We recognize that Congress has occasionally evinced a desire to bind new operators to existing bargaining agreements of their employees. See, e. g., Regional Rail Reorganization Act of 1973, Pub.L. No. 93-236, as amended, 45 U.S.C. § 772(b), 774 (1976 and Supp. III 1979) (Conrail and United States Railway Association bound by prior agreements); Rail Passenger Service Act of 1970, Pub.L. No. 91-518, as amended, 45 U.S.C. § 565 (1976 and Supp. III 1979) (Amtrak and the National Railroad Passenger Corp. also bound); Urban Mass. Transportation Act of 1964, Pub.L. No. 88-365, 49 U.S.C. § 1609(c) (1976 and Supp. III 1979) (privately employed employees transferred to state governmental employment, in circumstances not present here, were protected). These acts indicate that where Congress desires successor employers to undertake bargaining obligations of predecessor employers, the intent is explicit and is clearly evident from the pertinent statute itself. Here, evidence of a similar desire is totally lacking within the MRRA or other pertinent statutes. Such a desire may not reasonably be implied, contrary to the assertions of RLEA.

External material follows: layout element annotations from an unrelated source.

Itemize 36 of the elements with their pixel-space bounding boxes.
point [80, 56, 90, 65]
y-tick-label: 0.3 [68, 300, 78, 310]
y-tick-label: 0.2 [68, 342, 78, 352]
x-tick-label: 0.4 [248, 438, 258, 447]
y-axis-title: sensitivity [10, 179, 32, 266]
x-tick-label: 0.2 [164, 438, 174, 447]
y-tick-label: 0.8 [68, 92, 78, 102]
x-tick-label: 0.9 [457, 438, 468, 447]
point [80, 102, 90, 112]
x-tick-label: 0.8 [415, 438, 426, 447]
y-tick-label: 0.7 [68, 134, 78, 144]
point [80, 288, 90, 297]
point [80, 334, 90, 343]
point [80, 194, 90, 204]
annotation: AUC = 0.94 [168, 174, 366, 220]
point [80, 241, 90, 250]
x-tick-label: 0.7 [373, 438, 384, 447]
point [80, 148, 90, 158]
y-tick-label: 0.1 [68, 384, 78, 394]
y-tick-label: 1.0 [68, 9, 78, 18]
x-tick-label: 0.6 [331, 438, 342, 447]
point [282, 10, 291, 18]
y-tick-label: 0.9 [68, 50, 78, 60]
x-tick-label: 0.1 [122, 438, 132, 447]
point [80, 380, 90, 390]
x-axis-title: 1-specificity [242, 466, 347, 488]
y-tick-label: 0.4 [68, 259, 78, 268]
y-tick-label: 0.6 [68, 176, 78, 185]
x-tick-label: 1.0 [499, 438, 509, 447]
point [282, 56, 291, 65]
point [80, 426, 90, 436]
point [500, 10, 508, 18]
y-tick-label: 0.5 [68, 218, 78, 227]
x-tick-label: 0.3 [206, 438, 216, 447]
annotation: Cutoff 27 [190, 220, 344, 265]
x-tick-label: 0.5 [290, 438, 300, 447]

There is no legislative history on point. However, Section 122 of the Rock Island Transition and Employee Assistance Act, Pub.L. No. 96-254, 45 U.S.C. § 1017 (Supp. III 1979), which, inter alia, grants the ICC authority to permit voluntary carrier use of the tracks and facilities of the Milwaukee contains relevant history:
"The conferees wish to make clear that paragraph (b) [which mandates that Milwaukee employees be used during the pendency of the temporary operating approval] is not intended to change existing Commission policy nor to require newly formed carriers to assume collective bargaining obligations or union representation."
H.R. Rep. No. 96-1041, 96th Cong., 2d Sess. 34, reprinted in, [1980] U.S. Code Cong. Ad.News 1195.
IV.
For the foregoing reasons, the orders of the reorganization court are Affirmed. Costs to the Trustee.
Matters not expressly discussed herein have nevertheless been duly considered and have been determined to be meritless.